In prepping this blog, I started thinking about Al Ries and Jack Trout, the two marketing gurus of my generation. In the early '90s, they wrote “The 22 Immutable Laws of Marketing,” a book that has been a primer for strategists and tacticians from myriad industries. And I figured that one of those “laws” would speak to this issue of prioritization and focus – but none really do.
And so with all respect to Ries & Trout and their many minions, I propose a bill to enact a 23rd immutable law – “The Law of Bright, Shiny Objects.”
It takes a steady hand and a curious mind to be able to differentiate fads from trends, the real deal from the flash and trash. And that's where research can help us better understand the changing consumer mindset and what it means to radio. Techsurvey 2018 comes out of the field this week, already 60,000 respondents strong and growing. A record 500+ stations will have taken part – a record. And that tells us more and more broadcasters realize they need answers before they act.
Last year's Techsurvey was a case in point. We learned that smart speakers are, in fact, rapidly becoming “the next big thing,” and that's why we've been designing them as part of our SonicAi division for more than a year now. Even though we've all being “doing audio” for our entire careers, it is being redefined by new technology. As Gordon Borrell told me a few weeks ago, TV and newspaper owners are often more Gung Ho about podcasting and smart speakers than radio execs.
Now, some of you reading this post might be thinking that both our companies, this blog, and yours truly have been complicit in hyping “bright, shiny objects.”
In fact, we do our best to let you know about the latest and greatest, without panicking you about the next “four alarm fire” that may or may not happen. Or that are so far down the road, they can't possibly impact your business.
We have also done our best to “walk the walk,” rather than advising you to take risks while we stand on the sidelines. We've developed more than 1,100 mobile apps and scores of Alexa “skills,” we produce podcasts, we put on conferences, and we don't just talk about CES – we walk the floor with you.
I know a lot of the “old guard” from radio's glory days often disparage today's state of broadcasting.

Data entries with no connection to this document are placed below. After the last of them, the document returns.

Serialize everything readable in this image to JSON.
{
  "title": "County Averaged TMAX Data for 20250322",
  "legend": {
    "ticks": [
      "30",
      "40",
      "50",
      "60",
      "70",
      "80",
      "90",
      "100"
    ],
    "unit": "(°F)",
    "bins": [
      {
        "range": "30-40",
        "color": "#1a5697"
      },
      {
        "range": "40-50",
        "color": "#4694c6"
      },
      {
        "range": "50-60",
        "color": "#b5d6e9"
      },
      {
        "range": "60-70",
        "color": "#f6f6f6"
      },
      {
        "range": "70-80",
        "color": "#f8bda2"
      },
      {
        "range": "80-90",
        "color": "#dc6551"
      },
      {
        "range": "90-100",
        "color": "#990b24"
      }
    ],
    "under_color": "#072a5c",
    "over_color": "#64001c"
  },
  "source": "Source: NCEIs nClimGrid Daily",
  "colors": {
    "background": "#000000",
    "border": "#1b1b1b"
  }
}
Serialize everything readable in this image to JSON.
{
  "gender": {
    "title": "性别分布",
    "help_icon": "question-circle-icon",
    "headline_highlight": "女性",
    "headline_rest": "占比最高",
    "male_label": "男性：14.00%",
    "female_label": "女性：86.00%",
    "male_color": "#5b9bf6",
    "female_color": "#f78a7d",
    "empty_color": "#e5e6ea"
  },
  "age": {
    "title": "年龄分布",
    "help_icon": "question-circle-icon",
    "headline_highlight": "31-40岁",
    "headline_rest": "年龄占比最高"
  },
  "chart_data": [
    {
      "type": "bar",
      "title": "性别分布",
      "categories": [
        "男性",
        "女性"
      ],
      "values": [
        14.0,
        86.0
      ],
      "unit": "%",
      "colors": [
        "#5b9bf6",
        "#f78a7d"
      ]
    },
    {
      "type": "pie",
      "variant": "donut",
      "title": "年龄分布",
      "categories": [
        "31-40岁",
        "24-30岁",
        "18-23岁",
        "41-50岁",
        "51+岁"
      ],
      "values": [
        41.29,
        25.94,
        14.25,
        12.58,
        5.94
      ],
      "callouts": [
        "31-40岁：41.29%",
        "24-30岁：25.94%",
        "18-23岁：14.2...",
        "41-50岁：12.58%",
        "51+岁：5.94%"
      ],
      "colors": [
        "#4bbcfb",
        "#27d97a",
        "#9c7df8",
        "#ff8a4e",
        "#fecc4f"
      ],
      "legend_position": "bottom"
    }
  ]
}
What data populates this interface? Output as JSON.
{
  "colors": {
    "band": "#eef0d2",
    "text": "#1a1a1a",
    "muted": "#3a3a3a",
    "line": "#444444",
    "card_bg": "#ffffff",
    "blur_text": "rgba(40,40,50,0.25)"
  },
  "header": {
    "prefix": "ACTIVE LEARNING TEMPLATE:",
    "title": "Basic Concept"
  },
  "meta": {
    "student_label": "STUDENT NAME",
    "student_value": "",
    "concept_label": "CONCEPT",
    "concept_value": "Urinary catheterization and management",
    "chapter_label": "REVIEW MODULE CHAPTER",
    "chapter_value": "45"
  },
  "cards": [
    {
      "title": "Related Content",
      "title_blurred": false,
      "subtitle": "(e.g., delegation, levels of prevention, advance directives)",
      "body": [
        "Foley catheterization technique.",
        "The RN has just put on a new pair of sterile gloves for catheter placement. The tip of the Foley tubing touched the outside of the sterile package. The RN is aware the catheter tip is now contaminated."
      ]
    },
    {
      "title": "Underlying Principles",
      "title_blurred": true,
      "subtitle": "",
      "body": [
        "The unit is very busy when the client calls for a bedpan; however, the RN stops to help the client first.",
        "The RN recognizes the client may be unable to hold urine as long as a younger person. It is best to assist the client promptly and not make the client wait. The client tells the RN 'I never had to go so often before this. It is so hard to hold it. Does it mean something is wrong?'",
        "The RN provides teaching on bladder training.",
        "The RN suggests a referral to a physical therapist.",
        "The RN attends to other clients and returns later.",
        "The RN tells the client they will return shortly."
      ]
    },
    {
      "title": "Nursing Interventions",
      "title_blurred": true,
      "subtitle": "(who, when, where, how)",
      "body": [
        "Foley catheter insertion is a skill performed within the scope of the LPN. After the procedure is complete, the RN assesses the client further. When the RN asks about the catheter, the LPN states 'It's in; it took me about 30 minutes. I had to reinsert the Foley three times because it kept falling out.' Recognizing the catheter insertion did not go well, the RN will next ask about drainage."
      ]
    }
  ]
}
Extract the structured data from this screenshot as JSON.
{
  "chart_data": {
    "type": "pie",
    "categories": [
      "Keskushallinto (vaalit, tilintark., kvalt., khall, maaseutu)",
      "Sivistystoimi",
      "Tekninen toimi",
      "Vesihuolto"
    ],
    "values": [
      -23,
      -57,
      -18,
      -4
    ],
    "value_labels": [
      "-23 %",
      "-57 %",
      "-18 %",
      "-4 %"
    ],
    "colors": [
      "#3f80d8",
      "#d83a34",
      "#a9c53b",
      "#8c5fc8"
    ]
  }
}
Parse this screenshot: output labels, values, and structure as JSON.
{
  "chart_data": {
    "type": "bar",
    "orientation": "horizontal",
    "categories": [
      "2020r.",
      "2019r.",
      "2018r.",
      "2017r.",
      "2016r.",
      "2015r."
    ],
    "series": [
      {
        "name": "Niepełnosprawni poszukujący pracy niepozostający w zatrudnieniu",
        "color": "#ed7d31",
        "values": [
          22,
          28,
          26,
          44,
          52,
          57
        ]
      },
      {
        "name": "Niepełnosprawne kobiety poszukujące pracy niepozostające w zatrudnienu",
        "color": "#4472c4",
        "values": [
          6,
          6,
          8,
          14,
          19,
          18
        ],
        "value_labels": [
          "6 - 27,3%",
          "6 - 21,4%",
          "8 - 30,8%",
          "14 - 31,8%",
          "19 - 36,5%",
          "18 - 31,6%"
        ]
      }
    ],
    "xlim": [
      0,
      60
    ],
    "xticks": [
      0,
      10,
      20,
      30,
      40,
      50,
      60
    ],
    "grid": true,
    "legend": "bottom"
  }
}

While radio's mission and purpose may be about the same as it was in the '70s and '80s, its a very different business today, loaded with sand traps, pitfalls, and hazards. Radio licenses are no longer “licenses to print money,” general managers aren't responsible for just one property, and the number of local advertisers have shrunk due to consolidation, big box stores, and ecommerce. As they say in Olympic diving, the “degree of difficulty” is exponentially greater today than it was back in the “good old days.”
So, the media world is changing, shaking, and baking at breakneck speed. And we're trying to figure it without seat belts or air bags.
I promise we'll do our best to help us both get there vital, relevant, and intact.
So, beware of bright, shiny objects. But let's be smart enough to be able to identify the real deal when we see it.
And let's eat this badass elephant, one crazy bite at a time.